C'est ce que nous retiendrons principalement du troisième livre de la Rhétorique. Aristote établit des normes au discours rhétorique, mais décrit dans le même temps une relation entre orateur et auditeur qui prend en compte la donnée de la performance. Dans notre perspective, les éléments saillants de cette analyse sont: le rejet d'une lexis poétique qui contredit l'objectif de la lexis rhétorique, la définition d'un type d'unité discursive (au sens où nous l'entendions de "forme close"), la part active jouée par l'auditeur dans la construction du sens de l'énoncé. On voit à présent que ces données font écho à celles que nous avons récoltées jusqu'ici, tant du point de vue du rite, d'ailleurs, que de la forme. Dans sa dimension rituelle, le texte théâtral appelait lui aussi à être reconnu par les auditeurs. Les variations métriques jouent d'ailleurs le même rôle, nous l'avons vu à plusieurs reprises dans le kommos chez Eschyle: celui d'indiquer des ambiances, des modes (au sens musical, encore que la mélodie, et avec elle les accents, aient leur rôle à jouer) –. En ce qui concerne la forme, objet d'étude de ce chapitre, c'est le concept d'unité constitutive qui sort renforcé de la lecture de la Rhétorique: dans la continuité de ce que nous avons pu observer dans les discours de Gorgias, le traité d'Aristote définit un type d'unité discursive caractérisé par le fait d'être clos, discernable à l'oreille.

Cependant, nous nous sommes fondé sur un traité qui met en rapport direct les données de la composition stylistique et l'effet du discours rhétorique sur l'auditoire (la persuasion), en employant à cet effet une métaphore physique, celle de la course. Cette perspective ne peut être appliquée telle quelle à l'objet qui nous concerne, la tragédie. La question de l'efficacité du texte tragique se pose en d'autres termes, nous l'avons déjà perçu dans notre approche des

Choéphores. En revanche, la relative homogénéité qui se dégage des "théories linguistiques"

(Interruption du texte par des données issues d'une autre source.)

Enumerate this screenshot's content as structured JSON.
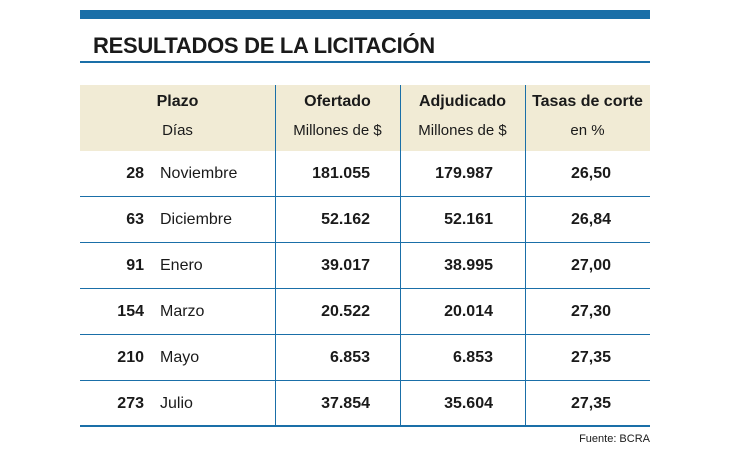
{
  "title": "RESULTADOS DE LA LICITACIÓN",
  "headers": [
    {
      "line1": "Plazo",
      "line2": "Días"
    },
    {
      "line1": "Ofertado",
      "line2": "Millones de $"
    },
    {
      "line1": "Adjudicado",
      "line2": "Millones de $"
    },
    {
      "line1": "Tasas de corte",
      "line2": "en %"
    }
  ],
  "rows": [
    {
      "days": "28",
      "month": "Noviembre",
      "ofertado": "181.055",
      "adjudicado": "179.987",
      "tasa": "26,50"
    },
    {
      "days": "63",
      "month": "Diciembre",
      "ofertado": "52.162",
      "adjudicado": "52.161",
      "tasa": "26,84"
    },
    {
      "days": "91",
      "month": "Enero",
      "ofertado": "39.017",
      "adjudicado": "38.995",
      "tasa": "27,00"
    },
    {
      "days": "154",
      "month": "Marzo",
      "ofertado": "20.522",
      "adjudicado": "20.014",
      "tasa": "27,30"
    },
    {
      "days": "210",
      "month": "Mayo",
      "ofertado": "6.853",
      "adjudicado": "6.853",
      "tasa": "27,35"
    },
    {
      "days": "273",
      "month": "Julio",
      "ofertado": "37.854",
      "adjudicado": "35.604",
      "tasa": "27,35"
    }
  ],
  "source": "Fuente: BCRA",
  "colors": {
    "accent": "#1a6fa8",
    "header_bg": "#f1ebd5"
  }
}
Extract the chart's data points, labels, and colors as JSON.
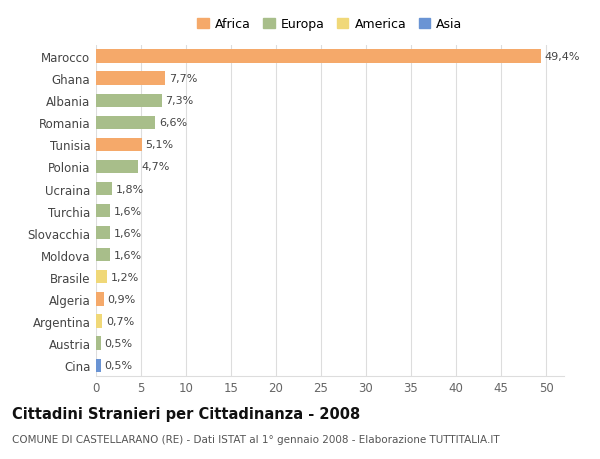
{
  "countries": [
    "Marocco",
    "Ghana",
    "Albania",
    "Romania",
    "Tunisia",
    "Polonia",
    "Ucraina",
    "Turchia",
    "Slovacchia",
    "Moldova",
    "Brasile",
    "Algeria",
    "Argentina",
    "Austria",
    "Cina"
  ],
  "values": [
    49.4,
    7.7,
    7.3,
    6.6,
    5.1,
    4.7,
    1.8,
    1.6,
    1.6,
    1.6,
    1.2,
    0.9,
    0.7,
    0.5,
    0.5
  ],
  "labels": [
    "49,4%",
    "7,7%",
    "7,3%",
    "6,6%",
    "5,1%",
    "4,7%",
    "1,8%",
    "1,6%",
    "1,6%",
    "1,6%",
    "1,2%",
    "0,9%",
    "0,7%",
    "0,5%",
    "0,5%"
  ],
  "continents": [
    "Africa",
    "Africa",
    "Europa",
    "Europa",
    "Africa",
    "Europa",
    "Europa",
    "Europa",
    "Europa",
    "Europa",
    "America",
    "Africa",
    "America",
    "Europa",
    "Asia"
  ],
  "colors": {
    "Africa": "#F5A96A",
    "Europa": "#A8BE8A",
    "America": "#F0D878",
    "Asia": "#6A94D4"
  },
  "xlim": [
    0,
    52
  ],
  "xticks": [
    0,
    5,
    10,
    15,
    20,
    25,
    30,
    35,
    40,
    45,
    50
  ],
  "title": "Cittadini Stranieri per Cittadinanza - 2008",
  "subtitle": "COMUNE DI CASTELLARANO (RE) - Dati ISTAT al 1° gennaio 2008 - Elaborazione TUTTITALIA.IT",
  "bg_color": "#FFFFFF",
  "grid_color": "#DDDDDD",
  "bar_height": 0.6,
  "label_fontsize": 8.0,
  "tick_fontsize": 8.5,
  "title_fontsize": 10.5,
  "subtitle_fontsize": 7.5
}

de Gorgias et d'Aristote nous fournit un cadre dans lequel replacer la tragédie. Nous le ferons en abordant le deuxième traité d'Aristote que nous évoquions, la Poétique. A travers cette lecture, nous entendons poser une question principale, qui est de savoir si les éléments que nous avons mis en lumière dans la Rhétorique, nature de la lexis poétique, concept d'unité, rôle de l'auditeur, trouvent à s'appliquer au théâtre dans l'analyse qu'Aristote en fait. Il s'agit pour nous d'affiner nos résultats, en vue de revenir à la production poétique particulière qu'est le texte tragique.